Rachat de Fitbit : Google à nouveau dans le viseur du régulateur américain

Début novembre, Google s'est offert le géant des montres connectées Fitbit pour 2,1 milliards de dollars. Dans l'opération, il met également la main sur des millions de précieuses données de santé des utilisateurs. De quoi attirer l'attention du département de la justice des Etats-Unis, qui vient de décider d'ouvrir une enquête.
François Manens
Avec Fitbit, Google met la main sur des appareils capables de générer de précieuses données de santé, en temps réel.
Avec Fitbit, Google met la main sur des appareils capables de générer de précieuses données de santé, en temps réel. (Crédits : Brendan McDermid)

Et un dossier de plus pour le régulateur américain ! Encore une fois, l'enquête antitrust vise un géant de la tech, Google. Début novembre, l'entreprise californienne a acheté le fabriquant d'appareils de santé grand public Fitbit, pour 2,1 milliard de dollars. Google était déjà présent sur le marché des objets connectés de santé avec son interface logiciel WearOS, et pourra désormais également proposer des produits qui iront de paire. L'objectif : tirer son épingle sur un marché dominé par Apple, dans lequel Samsung, Garmin, Xiaomi ou encore Withings tentent aussi de récupérer des parts de marché.

Cependant, si la transaction attire l'œil des régulateurs, ce n'est pas pour ces considérations autour des produits, mais plutôt pour les enjeux liées aux données que pose l'opération financière. Les données de santé sont particulièrement sensibles -elle font l'objet de précautions spécifiques dans le Règlement européen de protection des données (RGPD)- et les savoir dans les mains d'un géant de la tech champion mondial de l'exploitation des données des internautes, attise les méfiances.

Trop de données pour rassurer

En se saisissant de l'affaire, les régulateurs font échos aux alarmes tirées par les groupes de défense d'intérêt des consommateurs comme Public Citizen ou Center for Digital Democracy.

"Grâce à son vaste portefeuille de services en ligne, Google en sait plus sur nous que n'importe quelle autre entreprise, et elle ne devrait pas être autorisée à rajouter encore une autre façon de surveiller nos moindres mouvements", écrivent les organismes, dans leur lettre adressée à la FTC.

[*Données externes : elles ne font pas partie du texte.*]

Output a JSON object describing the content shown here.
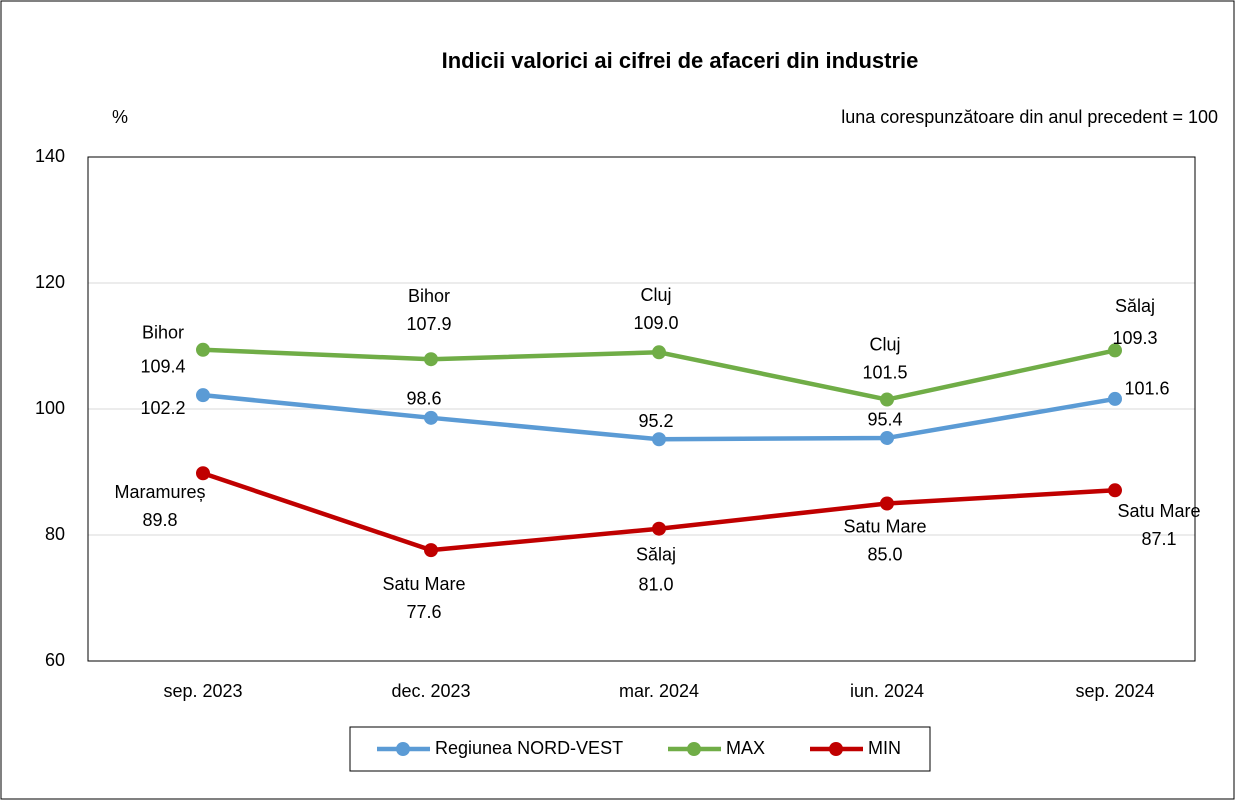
{
  "chart_data": {
    "type": "line",
    "title": "Indicii valorici ai cifrei de afaceri din industrie",
    "y_label": "%",
    "note": "luna corespunzătoare din anul precedent = 100",
    "categories": [
      "sep. 2023",
      "dec. 2023",
      "mar. 2024",
      "iun. 2024",
      "sep. 2024"
    ],
    "ylim": [
      60,
      140
    ],
    "yticks": [
      60,
      80,
      100,
      120,
      140
    ],
    "grid": true,
    "legend": "bottom",
    "series": [
      {
        "name": "Regiunea NORD-VEST",
        "color": "#5b9bd5",
        "values": [
          102.2,
          98.6,
          95.2,
          95.4,
          101.6
        ],
        "value_labels": [
          "102.2",
          "98.6",
          "95.2",
          "95.4",
          "101.6"
        ]
      },
      {
        "name": "MAX",
        "color": "#70ad47",
        "values": [
          109.4,
          107.9,
          109.0,
          101.5,
          109.3
        ],
        "value_labels": [
          "109.4",
          "107.9",
          "109.0",
          "101.5",
          "109.3"
        ],
        "point_labels": [
          "Bihor",
          "Bihor",
          "Cluj",
          "Cluj",
          "Sălaj"
        ]
      },
      {
        "name": "MIN",
        "color": "#c00000",
        "values": [
          89.8,
          77.6,
          81.0,
          85.0,
          87.1
        ],
        "value_labels": [
          "89.8",
          "77.6",
          "81.0",
          "85.0",
          "87.1"
        ],
        "point_labels": [
          "Maramureș",
          "Satu Mare",
          "Sălaj",
          "Satu Mare",
          "Satu Mare"
        ]
      }
    ]
  }
}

Les montres connectées et autres moniteurs d'activité physique de Fitbit permettent de mesurer le nombre de pas faits quotidiennement, le nombre de calories absorbées ou encore le pouls. Autant de données qui, bien utilisées, permettent de dégager des tendances et de proposer des conseils ou service personnalisés, en santé comme dans d'autres domaines. Justement, Google, avec sa puissance de feu en intelligence artificielle et ses volumes de données gigantesques, pourrait tirer profit de leur usage. Mais le géant a tenté de rassurer les consommateurs dès l'annonce du rachat, avec la promesse de ne pas utiliser les données de ce service de santé pour ses autres verticales.

"Nous serons transparents sur les données que nous recueillerons et pourquoi nous le ferons", promettait Rick Osterloh, responsable du développement des produits chez Google, dans un communiqué. "Les données de santé et de bien-être de Fitbit ne seront jamais utilisées pour les publicités Google. Et nous donnerons aux utilisateurs de Fitbit le choix de vérifier, déplacer ou supprimer leurs données".

Le département de la justice des Etats-Unis en relais de la FTC

Selon la loi américaine, les dossiers de fusions-acquisitions doivent être soumis à la fois à la Federal Trade Commission (FTC) et au département de la justice des Etats-Unis (DOJ), les deux autorités antitrust. Mais seule une des deux examine les dossiers.

Alors que ces derniers mois, la FTC a ouvert plusieurs dossiers sur les poids lourds de la Silicon Valley, au point de créer une division spécialisée sur le secteur technologique, c'est le DOJ qui mènera cette enquête sur Fitbit. Et pour cause : il mène déjà une enquête plus large sur Google, à la recherche de preuves de ses potentielles pratiques anti-concurrentielles.

"La façon dont le DOJ va gérer le cas Fitbit donnera un avant-goût des conclusions de l'enquête sur Google", évoquent des membres de l'institution citées dans le New York Post.

Mais Google ne part pas battu puisqu'il est parvenu à montrer patte blanche dans une situation proche, le mois dernier. Le département de la justice a levé ses soupçons sur le rachat de Looker Data pour 2,7 milliards de dollars par l'entreprise californienne. En revanche, sa volonté d'accélérer sur le marché de la santé rencontre d'autres résistances : au début du mois, l'annonce de son partenariat avec un organisme de santé américain avait provoqué une levée de bouclier des parlementaires.